Musician and actress Rhiannon Giddens has been awarded one of the MacArthur "genius grants" for her work "reclaiming African-American contributions to folk and country," the institution says.
Giddens, who resides in Nashville part-time, gave an impassioned speech on the subject of race and music at this year’s gathering of the International Bluegrass Music Association.
"Are we going to let bluegrass, as an art form, recognize the fullness of its history? Are going to acknowledge that the question is not, 'How do we get diversity into bluegrass?' but, 'How do we get diversity back into bluegrass?' "
Being selected as a MacArthur Fellow is, by its nature, a surprise: There is no application process. It comes with a $625,000 award to use as the recipient sees fit.
Giddens told the Charlotte News Observer she will use the money awarded by the Fellowship to work on larger projects while taking some time off the road.
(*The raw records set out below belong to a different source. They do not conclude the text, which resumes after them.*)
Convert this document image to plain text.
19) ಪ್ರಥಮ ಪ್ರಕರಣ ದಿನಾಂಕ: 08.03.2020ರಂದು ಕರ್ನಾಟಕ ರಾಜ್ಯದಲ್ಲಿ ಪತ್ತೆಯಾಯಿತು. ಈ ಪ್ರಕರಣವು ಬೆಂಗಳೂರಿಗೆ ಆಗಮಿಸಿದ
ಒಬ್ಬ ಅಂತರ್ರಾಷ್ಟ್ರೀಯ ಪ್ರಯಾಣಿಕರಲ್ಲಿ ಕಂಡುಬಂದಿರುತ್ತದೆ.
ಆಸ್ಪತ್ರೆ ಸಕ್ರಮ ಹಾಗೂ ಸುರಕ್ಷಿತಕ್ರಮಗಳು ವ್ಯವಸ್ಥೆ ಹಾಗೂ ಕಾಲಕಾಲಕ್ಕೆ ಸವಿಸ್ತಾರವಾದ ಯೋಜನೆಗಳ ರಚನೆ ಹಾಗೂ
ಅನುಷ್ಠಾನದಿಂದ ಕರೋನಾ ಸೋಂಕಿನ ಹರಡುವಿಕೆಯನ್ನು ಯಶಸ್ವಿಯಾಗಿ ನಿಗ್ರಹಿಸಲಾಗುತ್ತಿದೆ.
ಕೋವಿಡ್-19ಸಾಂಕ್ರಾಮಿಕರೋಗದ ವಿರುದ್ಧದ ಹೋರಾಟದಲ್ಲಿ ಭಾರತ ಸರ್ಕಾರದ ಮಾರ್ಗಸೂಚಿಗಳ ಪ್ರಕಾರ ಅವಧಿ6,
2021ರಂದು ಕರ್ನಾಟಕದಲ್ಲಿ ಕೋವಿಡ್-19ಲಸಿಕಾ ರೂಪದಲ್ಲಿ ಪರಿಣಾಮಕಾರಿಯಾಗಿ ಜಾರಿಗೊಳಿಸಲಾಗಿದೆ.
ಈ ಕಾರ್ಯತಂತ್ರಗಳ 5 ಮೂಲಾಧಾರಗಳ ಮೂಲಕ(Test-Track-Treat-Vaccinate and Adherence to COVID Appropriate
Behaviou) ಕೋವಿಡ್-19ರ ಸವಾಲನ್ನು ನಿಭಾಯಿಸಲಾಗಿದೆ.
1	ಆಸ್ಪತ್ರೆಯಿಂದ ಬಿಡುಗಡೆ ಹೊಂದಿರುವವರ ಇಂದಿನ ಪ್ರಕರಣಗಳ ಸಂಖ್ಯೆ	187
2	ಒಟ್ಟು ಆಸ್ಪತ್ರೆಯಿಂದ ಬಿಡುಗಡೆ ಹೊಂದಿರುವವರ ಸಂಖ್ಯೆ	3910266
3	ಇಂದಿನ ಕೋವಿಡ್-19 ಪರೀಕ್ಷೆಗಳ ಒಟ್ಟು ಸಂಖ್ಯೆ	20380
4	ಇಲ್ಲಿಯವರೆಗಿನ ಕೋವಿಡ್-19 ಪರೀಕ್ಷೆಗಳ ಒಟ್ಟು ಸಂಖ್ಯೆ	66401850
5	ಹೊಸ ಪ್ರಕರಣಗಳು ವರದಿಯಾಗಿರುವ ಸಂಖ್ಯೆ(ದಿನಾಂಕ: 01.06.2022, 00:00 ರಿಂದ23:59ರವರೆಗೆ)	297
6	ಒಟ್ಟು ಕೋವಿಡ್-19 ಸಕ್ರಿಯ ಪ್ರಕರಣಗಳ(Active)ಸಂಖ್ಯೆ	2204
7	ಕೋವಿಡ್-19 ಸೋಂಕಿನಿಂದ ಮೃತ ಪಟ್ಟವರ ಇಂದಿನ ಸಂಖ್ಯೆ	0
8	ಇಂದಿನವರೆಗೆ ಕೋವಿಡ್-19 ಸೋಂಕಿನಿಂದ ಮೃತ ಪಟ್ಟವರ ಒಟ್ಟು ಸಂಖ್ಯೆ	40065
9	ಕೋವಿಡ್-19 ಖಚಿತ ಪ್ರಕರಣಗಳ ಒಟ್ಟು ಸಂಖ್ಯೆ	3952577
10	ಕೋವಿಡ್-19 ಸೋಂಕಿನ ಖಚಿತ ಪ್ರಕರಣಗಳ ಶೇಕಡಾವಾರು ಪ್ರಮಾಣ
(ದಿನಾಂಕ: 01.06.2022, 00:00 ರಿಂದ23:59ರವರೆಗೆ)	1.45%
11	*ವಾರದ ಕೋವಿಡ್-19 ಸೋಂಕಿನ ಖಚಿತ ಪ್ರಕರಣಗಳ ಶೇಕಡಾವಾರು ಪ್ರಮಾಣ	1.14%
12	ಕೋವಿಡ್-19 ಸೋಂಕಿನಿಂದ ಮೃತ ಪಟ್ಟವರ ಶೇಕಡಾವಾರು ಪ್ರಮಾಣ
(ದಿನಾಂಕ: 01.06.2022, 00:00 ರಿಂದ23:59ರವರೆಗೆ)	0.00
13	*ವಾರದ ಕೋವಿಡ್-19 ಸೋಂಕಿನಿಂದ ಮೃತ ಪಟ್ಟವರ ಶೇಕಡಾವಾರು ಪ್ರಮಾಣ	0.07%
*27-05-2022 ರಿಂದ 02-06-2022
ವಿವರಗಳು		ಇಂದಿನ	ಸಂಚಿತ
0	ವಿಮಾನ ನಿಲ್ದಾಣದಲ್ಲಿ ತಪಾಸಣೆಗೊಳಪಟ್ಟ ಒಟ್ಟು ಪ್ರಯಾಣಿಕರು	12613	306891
She said she’s currently obsessed with a massacre of African Americans in Wilmington in 1898.
"It’s full of things that resonate with what’s going on now about the idea of democracy," she told the paper. "As an artist, I can see the art that can be made by connecting those events and characters to today."
In August, during the Americana Music Awards at the Ryman Auditorium, Giddens gave a spellbinding performance of her song “Julie,” from her 2017 album based on slave narratives and civil rights, Freedom Highway.
During her most recent concert at the Schermerhorn Symphony Center last month, Giddens took a knee to her show their support for activist athletes.
Giddens, 40, is a former member of the Grammy-winning group Carolina Chocolate Drops and also was a recurring character on the TV show Nashville this year.